Sujin terkekeh. "Tidak apa-apa Nyonya Hana. Sekarang kan luka Nyonya Hana telah ku obati," ucap Sujin.
Mereka langsung pulang ke rumah Hana saat Sujin melihat kaki Hana yang terluka. Dan dengan cepat ia mengobati luka goresan itu pada betis Hana.
Yang mungkin tidak sengaja terkena sebuah ranting pohon yang ada di dasar danau itu.
"Iya, hanya saja... apa nanti yang harus ku katakan kepada Jun? Di pasti akan marah..." ucap Hana dengan bibir yang manyun.
Itu karena Hana tahu kalau pancing itu adalah pancing kesayangan milik Jun. Yang selalu Jun simpan dengan baik di dalam lemari.
Namun Hana malah mematahkan nya menjadi dua bagian. Habis lah sudah...
"Tuan Jun tidak mungkin marah kepada Nyonya Hana, tenang saja..." ucap Sujin dengan yakin.
Tentu saja ia sangat yakin dengan ucapannya. Alasan nya? Karena Jun sangat mencintai Hana. Jadi tidak mungkin hanya karena pancing yang tidak sengaja di patahkan oleh Hana, membuat Jun marah.

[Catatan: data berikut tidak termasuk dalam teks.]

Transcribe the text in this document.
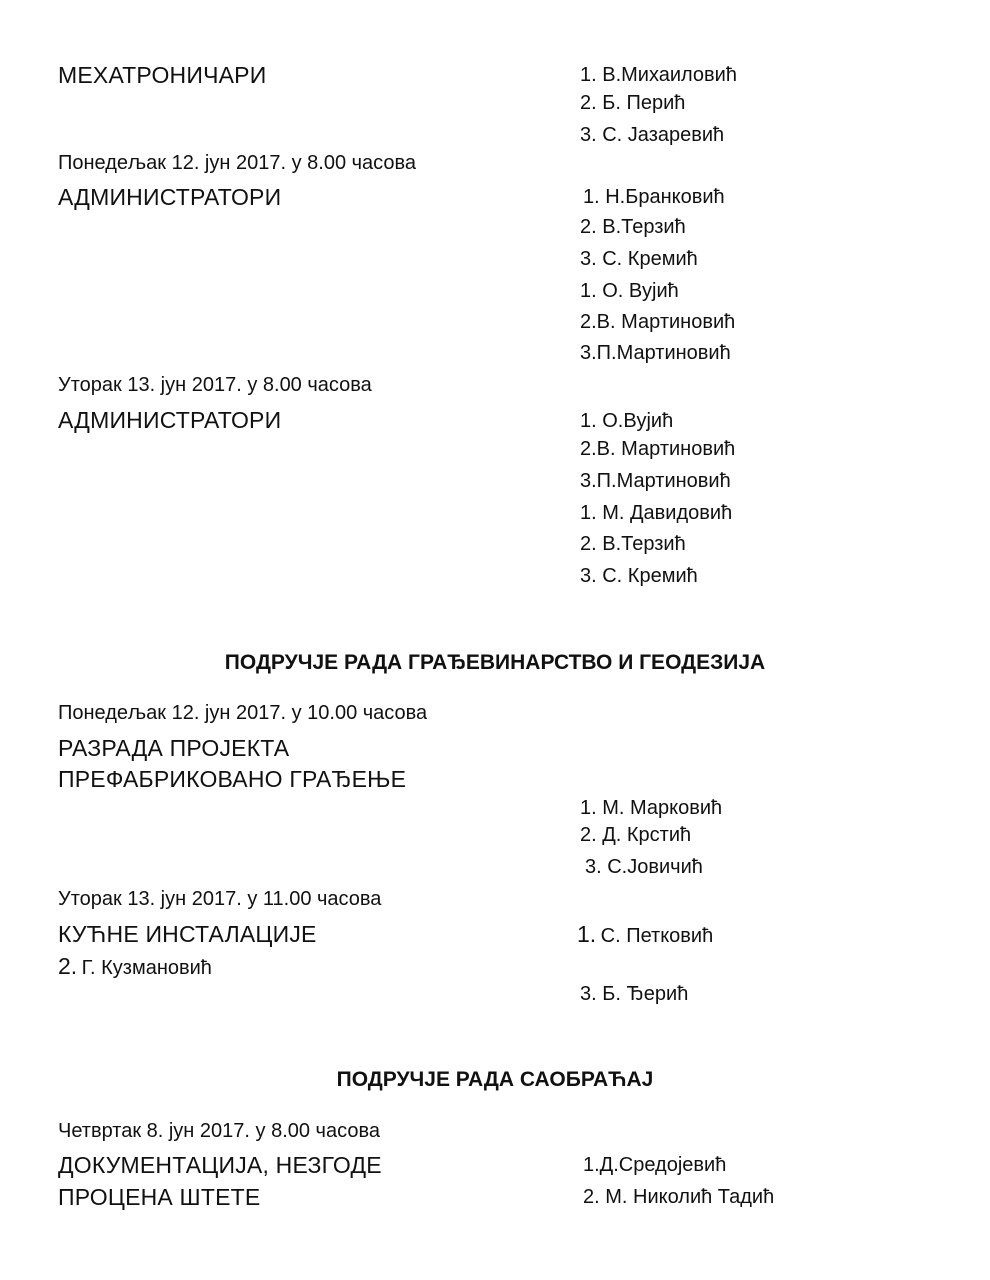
МЕХАТРОНИЧАРИ	1. В.Михаиловић
2. Б. Перић
3. С. Јазаревић
Понедељак 12. јун 2017. у 8.00 часова
АДМИНИСТРАТОРИ	1. Н.Бранковић
2. В.Терзић
3. С. Кремић
1. О. Вујић
2.В. Мартиновић
3.П.Мартиновић
Уторак 13. јун 2017. у 8.00 часова
АДМИНИСТРАТОРИ	1. О.Вујић
2.В. Мартиновић
3.П.Мартиновић
1. М. Давидовић
2. В.Терзић
3. С. Кремић
ПОДРУЧЈЕ РАДА ГРАЂЕВИНАРСТВО И ГЕОДЕЗИЈА
Понедељак 12. јун 2017. у 10.00 часова
РАЗРАДА ПРОЈЕКТА
ПРЕФАБРИКОВАНО ГРАЂЕЊЕ
1. М. Марковић
2. Д. Крстић
3. С.Јовичић
Уторак 13. јун 2017. у 11.00 часова
КУЋНЕ ИНСТАЛАЦИЈЕ	1. С. Петковић
2. Г. Кузмановић
3. Б. Ђерић
ПОДРУЧЈЕ РАДА САОБРАЋАЈ
Четвртак 8. јун 2017. у 8.00 часова
ДОКУМЕНТАЦИЈА, НЕЗГОДЕ	1.Д.Средојевић
ПРОЦЕНА ШТЕТЕ	2. М. Николић Тадић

Hana menghela nafas. "Menurut mu Jun telah sampai di Seoul?" tanya Hana.
Sujin mengangguk. "Iya, pasti Tuan Jun dan Woosik telah sampai di Seoul," jawab Sujin.
"Tapi kenapa dia tidak menghubungi ku? Biasanya Jun akan menghubungi ku..." ucap Hana sambil melihat layar ponselnya.
Yah, biasanya jika kekasihnya itu telah sampai di Seoul ia akan langsung menghubungi Hana. Untuk mengabari nya.
Tapi kali ini tidak, apa mungkin Jun dan Woosik telah berada di perjalanan pulang ke Daegu? Mungkin saja...
Sujin tersenyum tipis. "Jangan khawatir Nyonya Hana. Tuan Jun pasti sudah jalan pulang menuju kemari," ucap Sujin.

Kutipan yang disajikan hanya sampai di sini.